[Cryptography] 9999 keys for this one iPhone
Henry Baker
hbaker1 at pipeline.com
Mon Feb 29 17:00:44 EST 2016
At 12:07 PM 2/29/2016, Tom Mitchell wrote:
>0, 1, 2, 3, ....
>Programmers always confuse things ;-)
>Jokes aside you are correct I had assumed that 0000 was
>illegal based on a one time experience. I tested it and 0000
>is a legal PIN. If if 9999 fail then the 10000th is the
>answer and need not be tested.
(Fortran's 1-origin indexing set back software development by a full generation, and easily cost > $1 billion in SW errors.
Of course, why *math* people were using 1-origin indexing to begin with leaves me scratching my head.)
Why are you so sure that after you tested 0001-9999, then suddenly 0000 will open the iPhone?
Have you tested this theory? Has Apple?
Your faith in SW development is misplaced.

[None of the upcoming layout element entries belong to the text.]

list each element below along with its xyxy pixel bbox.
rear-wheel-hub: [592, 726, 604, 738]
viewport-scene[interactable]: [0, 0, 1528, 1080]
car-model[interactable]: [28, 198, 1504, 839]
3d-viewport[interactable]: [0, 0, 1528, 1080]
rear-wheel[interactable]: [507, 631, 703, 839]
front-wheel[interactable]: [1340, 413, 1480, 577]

I wish I had saved all the printouts from large companies with completely empty pages due to off-by-one errors; it would make a nice museum.
I doubt that Apple ever tested this particular 0001-9999, 0000 sequence, given the amount of time & work required.
Testing corner cases like -- I don't know -- ISIS-inspired murderer leaves iPhone that the FBI wants to open, e.g. -- is a little difficult to arrange, a priori; regression testing these cases for future SW updates produces a lot of orphans.
I would imagine that thorough testing for the next generation of "unhackable 2.0" iPhones will produce a huge number of dead iPhones; Apple may need to have a whole refurbishment line to desolder the CPU/enclave chips and replace them.